Re: [PATCH v5 09/30] tcg/loongarch64: Implement tcg_out_mov and tcg_out_movi

2021-09-25 Thread Philippe Mathieu-Daudé

On 9/25/21 16:04, Richard Henderson wrote:

On 9/25/21 5:54 AM, Philippe Mathieu-Daudé wrote:

+    /* High bits must be set; load with lu12i.w + optional ori.  */
+    tcg_target_long hi12 = sextreg(val, 12, 20);



+    tcg_out_opc_lu12i_w(s, rd, hi12);
+    if (lo != 0) {
+    tcg_out_opc_ori(s, rd, rd, lo & 0xfff);


Isn't lo already 12-bit? Why the mask?


lo was extracted signed, for addi; ori wants the value unsigned.
The value range asserts in tcg_out_opc_* will notice the difference.
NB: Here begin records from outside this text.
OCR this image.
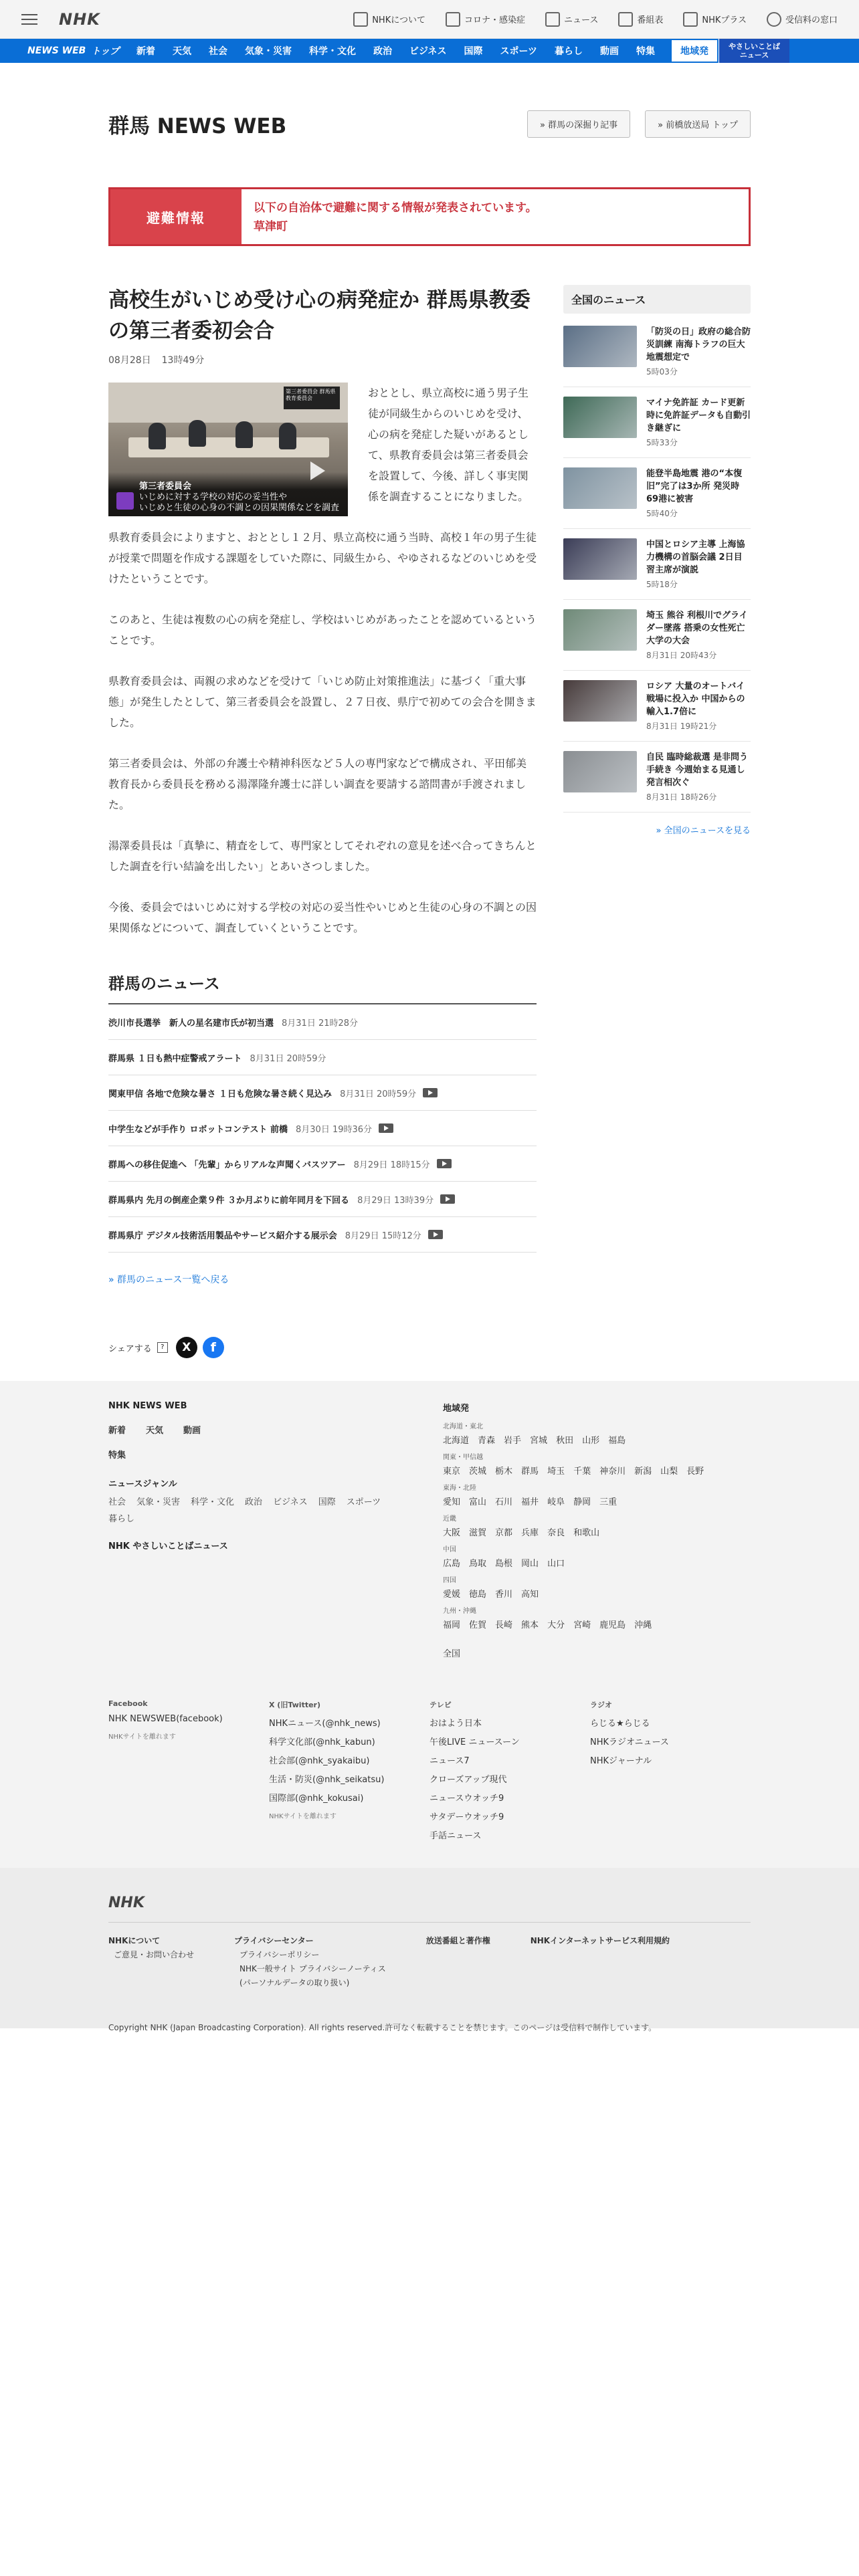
NHK	NHKについて	コロナ・感染症	ニュース	番組表	NHKプラス	受信料の窓口
NEWS WEB トップ	新着	天気	社会	気象・災害	科学・文化	政治	ビジネス	国際	スポーツ	暮らし	動画	特集	地域発	やさしいことば
ニュース
群馬 NEWS WEB	» 群馬の深掘り記事	» 前橋放送局 トップ
避難情報
以下の自治体で避難に関する情報が発表されています。
草津町
高校生がいじめ受け心の病発症か 群馬県教委の第三者委初会合
08月28日 13時49分
第三者委員会 群馬県教育委員会
第三者委員会
いじめに対する学校の対応の妥当性や
いじめと生徒の心身の不調との因果関係などを調査

おととし、県立高校に通う男子生徒が同級生からのいじめを受け、心の病を発症した疑いがあるとして、県教育委員会は第三者委員会を設置して、今後、詳しく事実関係を調査することになりました。

県教育委員会によりますと、おととし１２月、県立高校に通う当時、高校１年の男子生徒が授業で問題を作成する課題をしていた際に、同級生から、やゆされるなどのいじめを受けたということです。

このあと、生徒は複数の心の病を発症し、学校はいじめがあったことを認めているということです。

県教育委員会は、両親の求めなどを受けて「いじめ防止対策推進法」に基づく「重大事態」が発生したとして、第三者委員会を設置し、２７日夜、県庁で初めての会合を開きました。

第三者委員会は、外部の弁護士や精神科医など５人の専門家などで構成され、平田郁美教育長から委員長を務める湯澤隆弁護士に詳しい調査を要請する諮問書が手渡されました。

湯澤委員長は「真摯に、精査をして、専門家としてそれぞれの意見を述べ合ってきちんとした調査を行い結論を出したい」とあいさつしました。

今後、委員会ではいじめに対する学校の対応の妥当性やいじめと生徒の心身の不調との因果関係などについて、調査していくということです。

群馬のニュース
渋川市長選挙　新人の星名建市氏が初当選 8月31日 21時28分
群馬県 １日も熱中症警戒アラート 8月31日 20時59分
関東甲信 各地で危険な暑さ １日も危険な暑さ続く見込み 8月31日 20時59分
中学生などが手作り ロボットコンテスト 前橋 8月30日 19時36分
群馬への移住促進へ 「先輩」からリアルな声聞くバスツアー 8月29日 18時15分
群馬県内 先月の倒産企業９件 ３か月ぶりに前年同月を下回る 8月29日 13時39分
群馬県庁 デジタル技術活用製品やサービス紹介する展示会 8月29日 15時12分
» 群馬のニュース一覧へ戻る
シェアする	?	X	f
全国のニュース
「防災の日」政府の総合防災訓練 南海トラフの巨大地震想定で
5時03分
マイナ免許証 カード更新時に免許証データも自動引き継ぎに
5時33分
能登半島地震 港の“本復旧”完了は3か所 発災時69港に被害
5時40分
中国とロシア主導 上海協力機構の首脳会議 2日目 習主席が演説
5時18分
埼玉 熊谷 利根川でグライダー墜落 搭乗の女性死亡 大学の大会
8月31日 20時43分
ロシア 大量のオートバイ 戦場に投入か 中国からの輸入1.7倍に
8月31日 19時21分
自民 臨時総裁選 是非問う手続き 今週始まる見通し 発言相次ぐ
8月31日 18時26分
» 全国のニュースを見る
NHK NEWS WEB
新着 天気 動画
特集
ニュースジャンル
社会 気象・災害 科学・文化 政治 ビジネス 国際 スポーツ
暮らし
NHK やさしいことばニュース
地域発
北海道・東北
北海道 青森 岩手 宮城 秋田 山形 福島
関東・甲信越
東京 茨城 栃木 群馬 埼玉 千葉 神奈川 新潟 山梨 長野
東海・北陸
愛知 富山 石川 福井 岐阜 静岡 三重
近畿
大阪 滋賀 京都 兵庫 奈良 和歌山
中国
広島 鳥取 島根 岡山 山口
四国
愛媛 徳島 香川 高知
九州・沖縄
福岡 佐賀 長崎 熊本 大分 宮崎 鹿児島 沖縄
全国
Facebook
NHK NEWSWEB(facebook)
NHKサイトを離れます
X (旧Twitter)
NHKニュース(@nhk_news)
科学文化部(@nhk_kabun)
社会部(@nhk_syakaibu)
生活・防災(@nhk_seikatsu)
国際部(@nhk_kokusai)
NHKサイトを離れます
テレビ
おはよう日本
午後LIVE ニュースーン
ニュース7
クローズアップ現代
ニュースウオッチ9
サタデーウオッチ9
手話ニュース
ラジオ
らじる★らじる
NHKラジオニュース
NHKジャーナル
NHK
NHKについて
ご意見・お問い合わせ
プライバシーセンター
プライバシーポリシー
NHK一般サイト プライバシーノーティス
(パーソナルデータの取り扱い)
放送番組と著作権	NHKインターネットサービス利用規約
Copyright NHK (Japan Broadcasting Corporation). All rights reserved.許可なく転載することを禁じます。このページは受信料で制作しています。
I indeed missed tcg_target_long, thanks.



Re: [PATCH v5 09/30] tcg/loongarch64: Implement tcg_out_mov and tcg_out_movi

2021-09-25 Thread WANG Xuerui

Hi Philippe,

On 9/25/21 17:54, Philippe Mathieu-Daudé wrote:

On 9/24/21 19:25, WANG Xuerui wrote:

Signed-off-by: WANG Xuerui 
Reviewed-by: Richard Henderson 
---
  tcg/loongarch64/tcg-target.c.inc | 109 +++
  1 file changed, 109 insertions(+)



+/* Loads a 32-bit immediate into rd, sign-extended.  */
+static void tcg_out_movi_i32(TCGContext *s, TCGReg rd, int32_t val)
+{
+    /* Single-instruction cases.  */
+    tcg_target_long lo = sextreg(val, 0, 12);
+    if (lo == val) {
+    /* val fits in simm12: addi.w rd, zero, val */
+    tcg_out_opc_addi_w(s, rd, TCG_REG_ZERO, val);
+    return;
+    }
+    if (0x800 <= val && val <= 0xfff) {
+    /* val fits in uimm12: ori rd, zero, val */
+    tcg_out_opc_ori(s, rd, TCG_REG_ZERO, val);
+    return;
+    }
+
+    /* High bits must be set; load with lu12i.w + optional ori.  */
+    tcg_target_long hi12 = sextreg(val, 12, 20);


Please declare variables in function prologue.

Sure; will fix in v6.


Maybe name lo12 and hi20?
I added ASCII art to hopefully clarify the namings; originally I used 
MIPS R6 terms (low, upper, higher, top) but all the MIPS R6 instructions 
take 16-bit imm, so I figured just naming by bitfield LSB index would be 
best. The Loongson documentation people didn't invent any dedicated name 
for the 4 parts or 3 load-upper instructions, either.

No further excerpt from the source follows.